“Can we feed the world and improve the lives of billions of people through economic development while conserving ecosystems?”

This is perhaps one of the most difficult questions confronting humanity today. Answering this question requires academic excellence, sharp policy analysis, and sensible practical answers around matters of governance (politics and management of resource conflicts) and wealth (achieving just and equitable distribution of resources).

Grounded in a multi-disciplinary approach, the Agrarian, Food and Environmental Studies (AFES) group is committed to addressing this challenge.

AFES does not only produce cutting edge scientific knowledge but also bridges debates between academic, policy and grassroots civil society circles. The group’s research agenda has a strong international appeal, in part demonstrated by the influx of high-quality PhD candidates.

Pressing contemporary global issues, including the food and energy crises, land grabs, natural resource conflicts, biodiversity conservation, environmental degradation and climate change, social movements that work around these issues –the core themes of AFES work– are most likely to remain at the centre of scientific debates on how to achieve just and sustainable development.
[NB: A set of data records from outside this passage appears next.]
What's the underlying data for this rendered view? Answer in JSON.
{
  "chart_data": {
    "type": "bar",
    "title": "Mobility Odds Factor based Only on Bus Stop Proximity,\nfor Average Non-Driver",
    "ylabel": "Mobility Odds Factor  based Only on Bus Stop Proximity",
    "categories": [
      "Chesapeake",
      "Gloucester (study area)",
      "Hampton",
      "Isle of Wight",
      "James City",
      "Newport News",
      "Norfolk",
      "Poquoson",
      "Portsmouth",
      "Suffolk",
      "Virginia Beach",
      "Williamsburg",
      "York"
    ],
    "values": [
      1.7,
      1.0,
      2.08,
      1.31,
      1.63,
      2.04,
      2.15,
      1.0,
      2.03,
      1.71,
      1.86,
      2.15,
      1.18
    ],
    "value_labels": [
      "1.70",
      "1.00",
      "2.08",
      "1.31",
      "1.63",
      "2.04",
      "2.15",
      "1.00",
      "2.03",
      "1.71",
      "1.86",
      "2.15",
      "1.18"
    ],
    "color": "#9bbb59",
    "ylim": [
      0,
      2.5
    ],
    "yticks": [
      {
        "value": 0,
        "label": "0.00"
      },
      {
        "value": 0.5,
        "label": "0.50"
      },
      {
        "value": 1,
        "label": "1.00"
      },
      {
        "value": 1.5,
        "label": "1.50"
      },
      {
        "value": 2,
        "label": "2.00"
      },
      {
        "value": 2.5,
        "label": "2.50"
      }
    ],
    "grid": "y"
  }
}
AFES’s critical political economy approach to these important topics is most relevant and more in demand than ever before. AFES has become highly influential in global research networks on:

(1) food sovereignty, most recently co-organizing a high-level conference with Yale University, 14-15 September 2013;
(2) land grabs, with important contributions to for example the Commission for Food Security (FAO) High Level Panel of Experts 2011 report on large-scale land acquisitions, and many recent state-of-the art publications in scientific journals, and expanding this research into Latin America and Eurasia;
(3) critical views on the Green Economy, the commercialization of nature, and neo-liberal conservation;
(4) environmental degradation, and conflicts between local communities and sub-soil extraction (mining, oil and gas production), but also relation to the commodification of water resources and its consequences for equity and access.